Pulsó tres interruptores y los motores cobraron vida; las aspas empezaron a girar lentamente, batiendo el aire lluvioso en grandes torbellinos. El gentío no tuvo más remedio que retroceder.

El fuerte zumbido de las turbinas y el rotor en movimiento hacía imposible comunicarse dentro del helicóptero. Daggart se puso un par de auriculares e hizo señas a Ana de que hiciera lo mismo. Boddick se los puso también sin que le dijeran nada.

—Agarraos —dijo Daggart—. Ha pasado mucho tiempo. —Agarró la palanca y, pisando los pedales, hizo que el helicóptero se elevara lentamente. El morro del aparato se inclinaba y cabeceaba mientras Daggart intentaba encontrar el equilibrio entre los mandos y el fuerte viento. El helicóptero se elevó tres metros, quedó suspendido y volvió a descender de golpe.
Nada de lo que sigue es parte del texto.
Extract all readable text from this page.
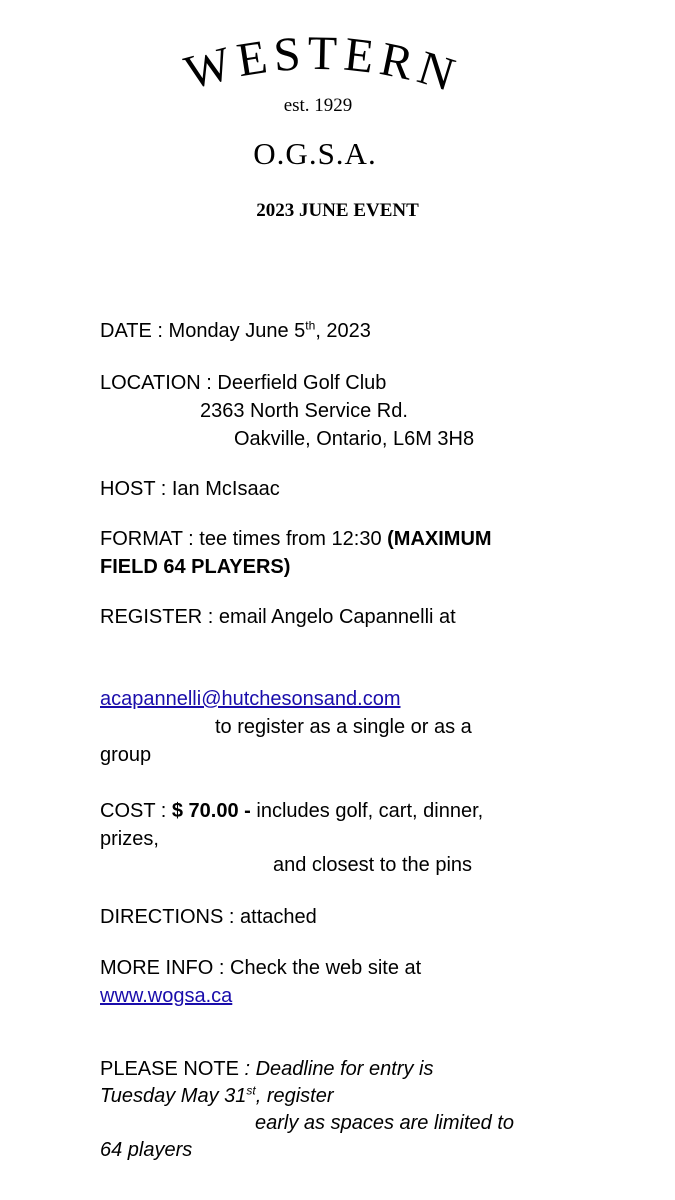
WESTERN
est. 1929
O.G.S.A.
2023 JUNE EVENT
DATE : Monday June 5th, 2023
LOCATION : Deerfield Golf Club
2363 North Service Rd.
Oakville, Ontario, L6M 3H8
HOST : Ian McIsaac
FORMAT : tee times from 12:30 (MAXIMUM
FIELD 64 PLAYERS)
REGISTER : email Angelo Capannelli at
acapannelli@hutchesonsand.com
to register as a single or as a
group
COST : $ 70.00 - includes golf, cart, dinner,
prizes,
and closest to the pins
DIRECTIONS : attached
MORE INFO : Check the web site at
www.wogsa.ca
PLEASE NOTE : Deadline for entry is
Tuesday May 31st, register
early as spaces are limited to
64 players
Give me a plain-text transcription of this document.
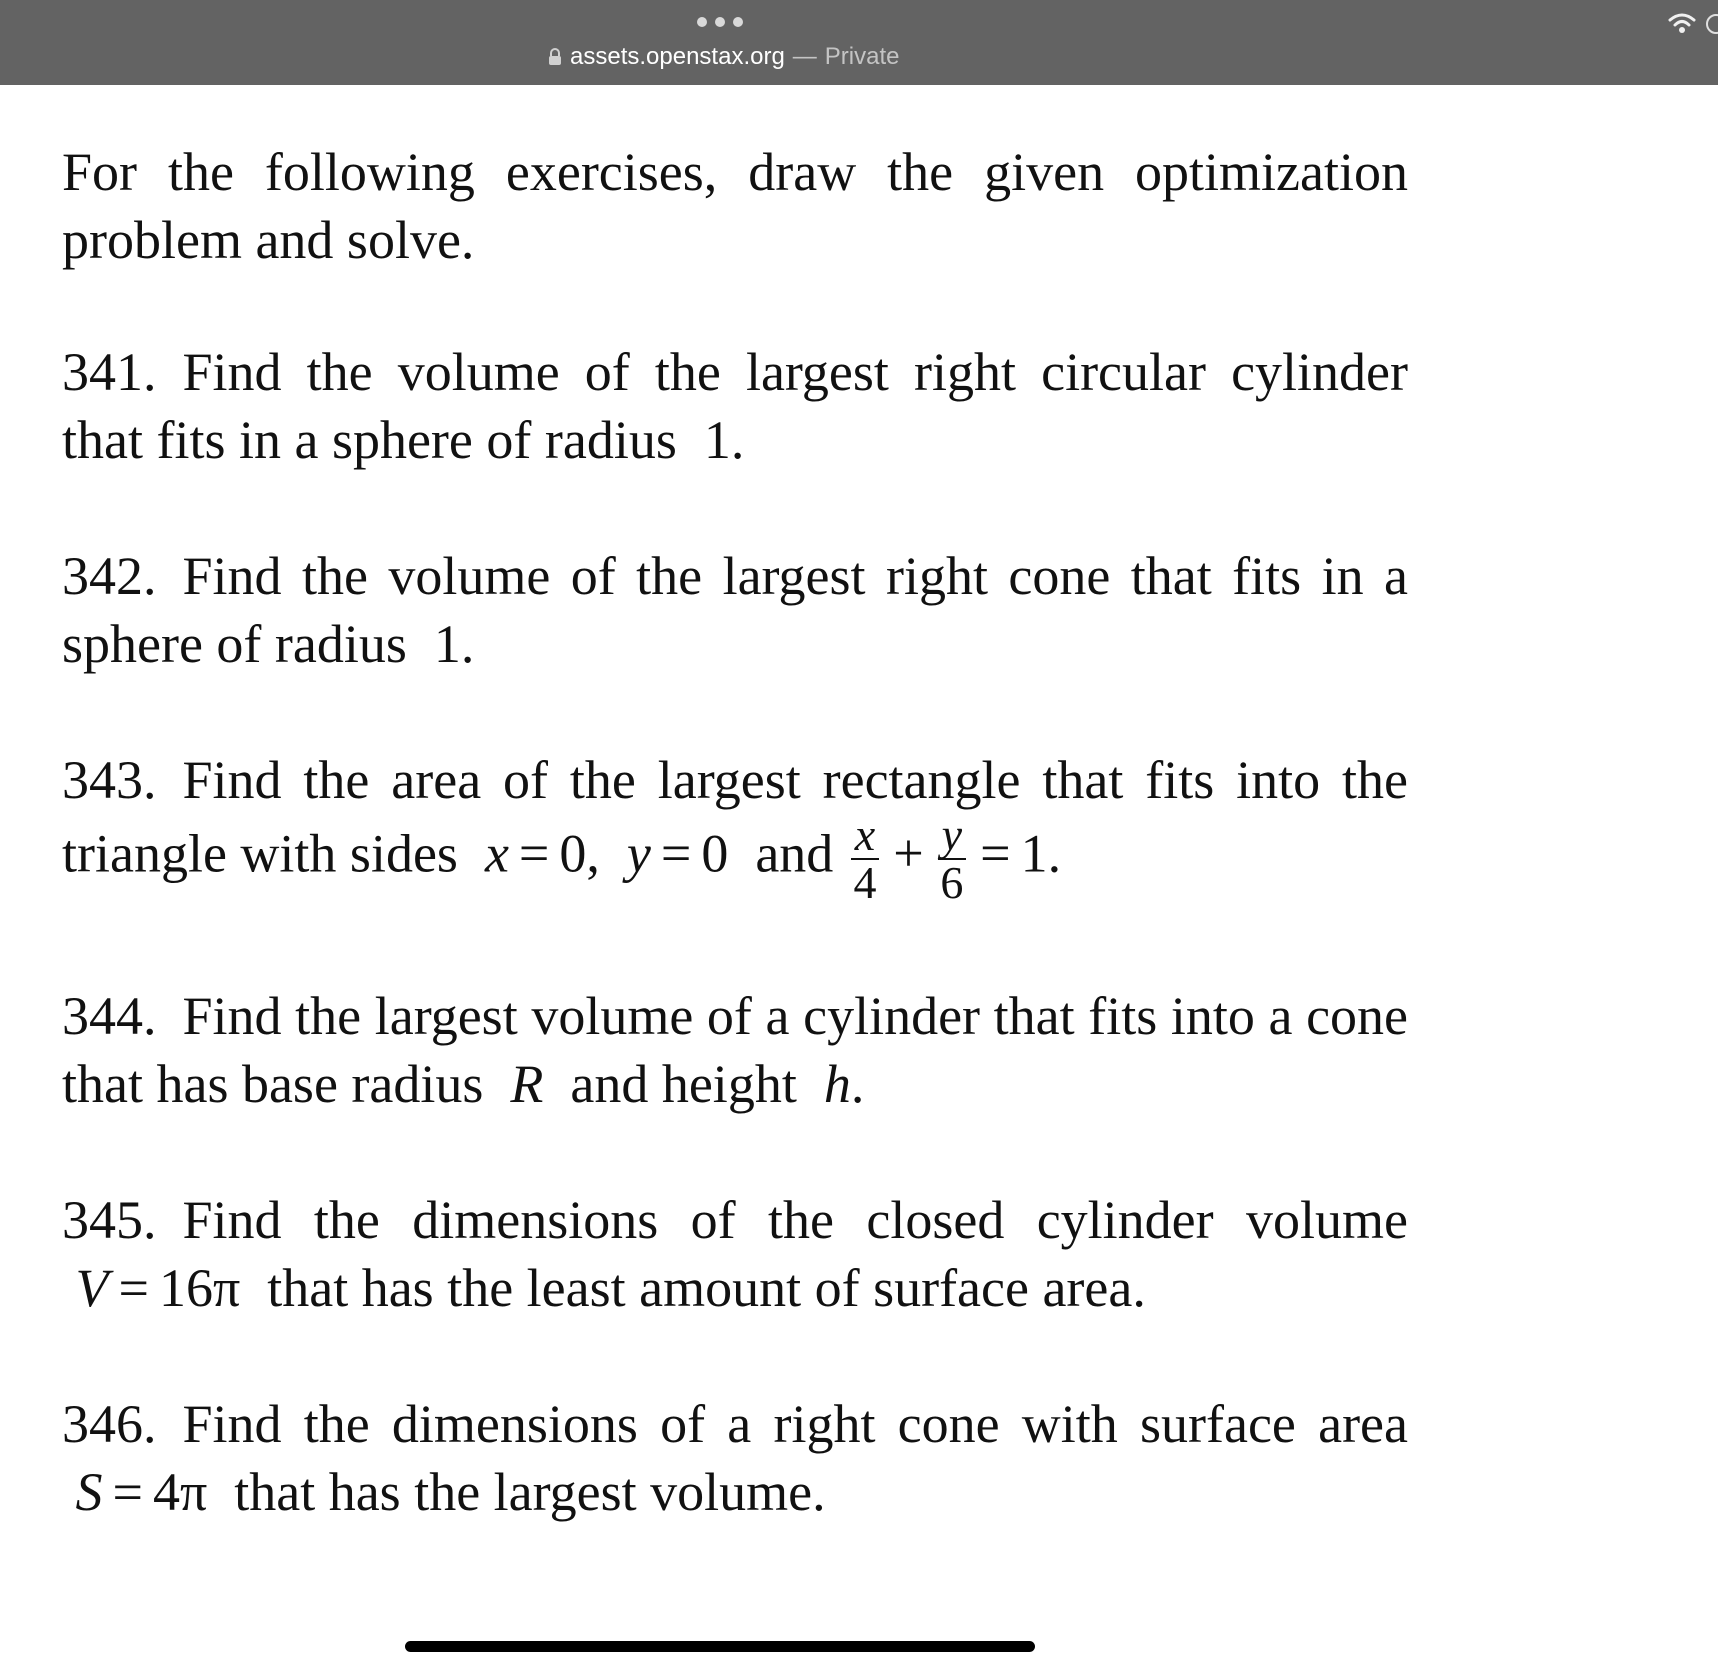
assets.openstax.org — Private

For the following exercises, draw the given optimization problem and solve.

341. Find the volume of the largest right circular cylinder that fits in a sphere of radius 1.

342. Find the volume of the largest right cone that fits in a sphere of radius 1.

343. Find the area of the largest rectangle that fits into the triangle with sides x = 0, y = 0 and $\frac{x}{4} + \frac{y}{6} = 1$.

344. Find the largest volume of a cylinder that fits into a cone that has base radius R and height h.

345. Find the dimensions of the closed cylinder volume  V = 16π that has the least amount of surface area.

346. Find the dimensions of a right cone with surface area  S = 4π that has the largest volume.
—¡Santo cielo! —gritó Frank Boddick.

—Ya le he dicho que hacía mucho tiempo.

Años y años, en realidad. Y aunque confiaba en que su memoria muscular le dijera qué hacer, aquello era algo más complicado que montar en bicicleta.

—No se saldrá con la suya —dijo Boddick. Una frase de sus películas, imaginó Daggart. Y no de las mejores.

—Que yo sepa, no soy yo quien intenta salirse con la suya.

El helicóptero despegó de nuevo, elevándose precariamente sobre el Castillo. El morro se levantaba y caía como si campeara un temporal en el mar. Daggart aceleró. El viento les zarandeaba tanto que parecían ir en un coche que patinaba sobre hielo, no en una aeronave. La vanguardia del huracán había caído sobre ellos con vientos de ciento sesenta kilómetros por hora. Daggart tensó los brazos, intentando enderezar el aparato.

Por fin comenzaron a volar en dirección norte, a lo largo de la costa, y al mirar por el parabrisas salpicado por la lluvia Daggart se relajó un poco. Las olas refulgían, fosforescentes, al romper en la penumbra. Aunque volaban en la dirección que quería, le irritaba no dominar los mandos. Cuando dejó el ejército sabía pilotar un Blackhawk. Conocía sus complejidades y su idiosincrasia, sus vicios y sus manías. Podía meterlo en un cruce de calles con las hélices a pocos centímetros de las paredes y posarlo tan suavemente como si apoyara los pies en el suelo al levantarse de la cama. Se alegraba de que su destino, el aeropuerto de Cancón, no estuviera muy lejos. Allí podría entregar a Boddick a los federales y olvidarse de todo aquello. Al día siguiente contactaría con el 1NAH para ayudarles a recuperar el Quinto Códice.

—Bonita vista —comentó Frank Boddick.

Daggart miró por encima del hombro, hacia el resplandor mortecino de Tulum. Pero no era eso de lo que hablaba Boddick. A través de la lluvia negra, iluminada de fondo por los relámpagos, Daggart divisó un par de luces parpadeantes. Otro aparato. Un helicóptero se dirigía velozmente hacia ellos a las nueve en punto. Como un halcón con las garras extendidas, parecía dispuesto a arrancar el Bell del cielo.

—Se lo advertí —dijo Boddick.

Daggart observó acercarse al helicóptero. Tronaba por el cielo, derecho hacia ellos. Jugaba a ver quién se rendía primero, y si Daggart no hacía algo, chocarían en el aire.

Sin dudarlo un instante, lanzó el helicóptero hacia el océano.